You mean beyond the fact that we have supported 64-bit for a couple of 
years?

Sincerely,

Joshua D. Drake


> 
> 
> 
> -----Original Message-----
> From: pgsql-general-owner@xxxxxxxxxxxxxx 
> [mailto:pgsql-general-owner@xxxxxxxxxxxxxx] On Behalf Of Scott Marlowe
> Sent: Wednesday, May 04, 2005 3:19 PM
> To: lists@xxxxxxxxxxxxxxxxxx
> Cc: pgsql-general@xxxxxxxxxxxxxx
> Subject: Re:  Postgres vs Firebird?
> 
> 
> On Wed, 2005-05-04 at 13:48, Benjamin Smith wrote:
> 
>>As a long-time user of Postgres, (First started using it at 7.0) I'm
>>reading
>>recently that Firebird has been taking off as a database. 
>>
>>Perhaps this is not the best place to ask this, but is there any
>>compelling
>>advantage to using Firebird over Postgres?
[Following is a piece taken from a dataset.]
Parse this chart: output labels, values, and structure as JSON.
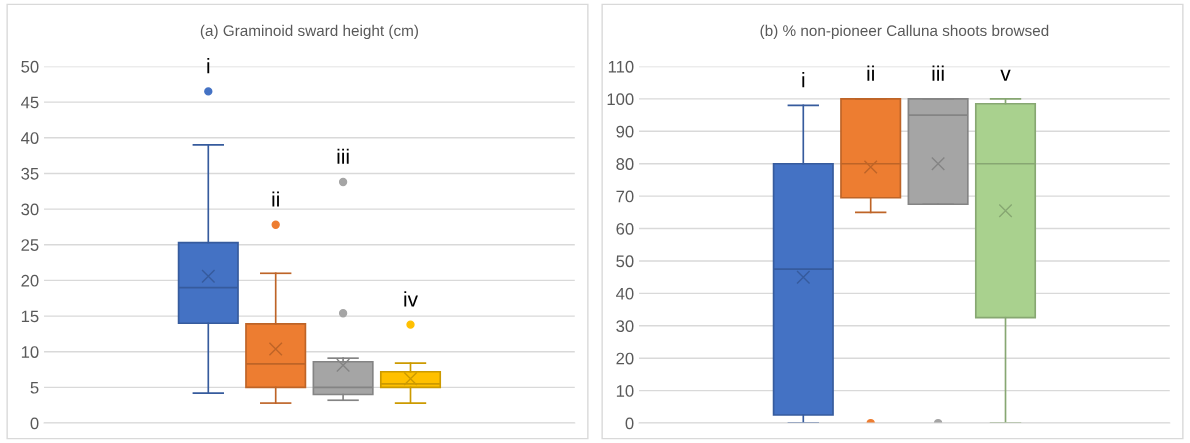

We have a large database (almost 
>>100 tables of highly normalized data) heavily loaded with foreign keys and 
>>other constraints, and our application makes heavy use of transactions. 
>>
>>I say this as my company's growth has been exponential, showing no
>>sign of
>>letting up soon, and I'm reviewing clustering and replication technologies so 
>>that we can continue to scale as nicely as we have to date with our single 
>>server. (now with a load avg around .30 typically) 
> 
> 
> With some of the changes Tom recently made in the code in CVS, 
> PostgreSQL now looks capable of scaling to >4 CPUS (somewhere between 
> 8 and 12 is where things start to drop off suddenly) while for 
> firebird, handling >1 CPU is a relatively recent development.
> 
> I'd say try them both, benchmark them, and see what you think.  But 
> keep in mind that you really need to use a 4+ CPU machine to get a 
> feel for the scalability of both in a large server environment.